Social media use grew 300% in China last year and more than half of the country’s 500 million users are on a social network, according to a government report released last week.
And that’s why Chinese New Year became the most micro-blogged event in history, with 481,207 messages posted in the first minute of the year on a Chinese, Twitter-like service, as well as 32,312 messages posted in a single second: well above Twitter’s record of 25,088 tweets in a second. Still, many Chinese, both in China and abroad, are finding ways to use Twitter to talk free of government censorship.
Because of Chinese government blocks on U.S.-based social networks like Twitter and Facebook, most of the messages are posted on Twitter-like copycats known as weibos. But an increasing number of Chinese dissidents are turning to Twitter, where they can discuss their homeland free of government censorship and without having to register their social media accounts under their real names, as now required under Chinese law.
While English-language users may lament the 140-character limit Twitter places on messages, users who tweet in character-based languages like Chinese are capable of recording whole paragraphs, according to Yaxue Cao, a writer who has been blogging about her experience on Twitter.

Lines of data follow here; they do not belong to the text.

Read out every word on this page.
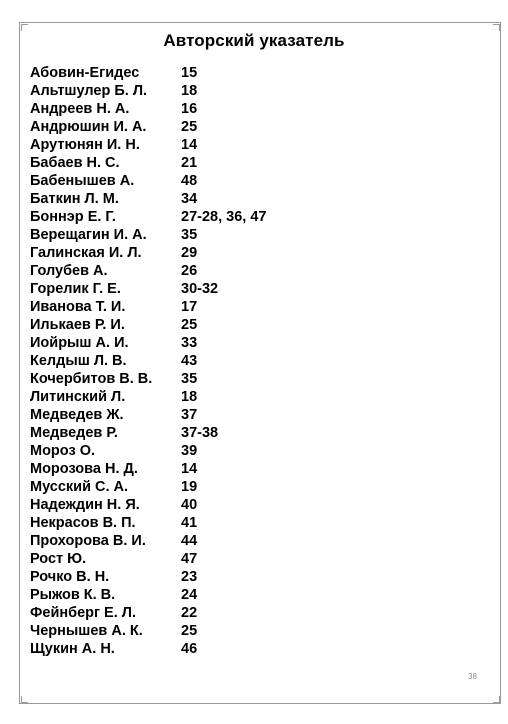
Авторский указатель
Абовин-Егидес	15
Альтшулер Б. Л.	18
Андреев Н. А.	16
Андрюшин И. А.	25
Арутюнян И. Н.	14
Бабаев Н. С.	21
Бабенышев А.	48
Баткин Л. М.	34
Боннэр Е. Г.	27-28, 36, 47
Верещагин И. А.	35
Галинская И. Л.	29
Голубев А.	26
Горелик Г. Е.	30-32
Иванова Т. И.	17
Илькаев Р. И.	25
Иойрыш А. И.	33
Келдыш Л. В.	43
Кочербитов В. В.	35
Литинский Л.	18
Медведев Ж.	37
Медведев Р.	37-38
Мороз О.	39
Морозова Н. Д.	14
Мусский С. А.	19
Надеждин Н. Я.	40
Некрасов В. П.	41
Прохорова В. И.	44
Рост Ю.	47
Рочко В. Н.	23
Рыжов К. В.	24
Фейнберг Е. Л.	22
Чернышев А. К.	25
Щукин А. Н.	46
38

As reported by the New York Times, mainland Chinese users need to have enough technical know-how to circumvent the Great Firewall of China to use Twitter. That means conversations are more intimate, while also being more frank, than those on the government-monitored weibos. On Twitter, mainland Chinese Twitter users can interact with dissidents, including former student organizers who were exiled following the 1989 Tienanmen Square uprising.
“When one of them (@wurenhua) tweeted about his recent conversation with his 80-year-old mother over the phone and why the mother and son had avoided video chatting (so that they can hide sadness from each other), you get a glimpse of what this exile entails,” Yaxue write on her blog.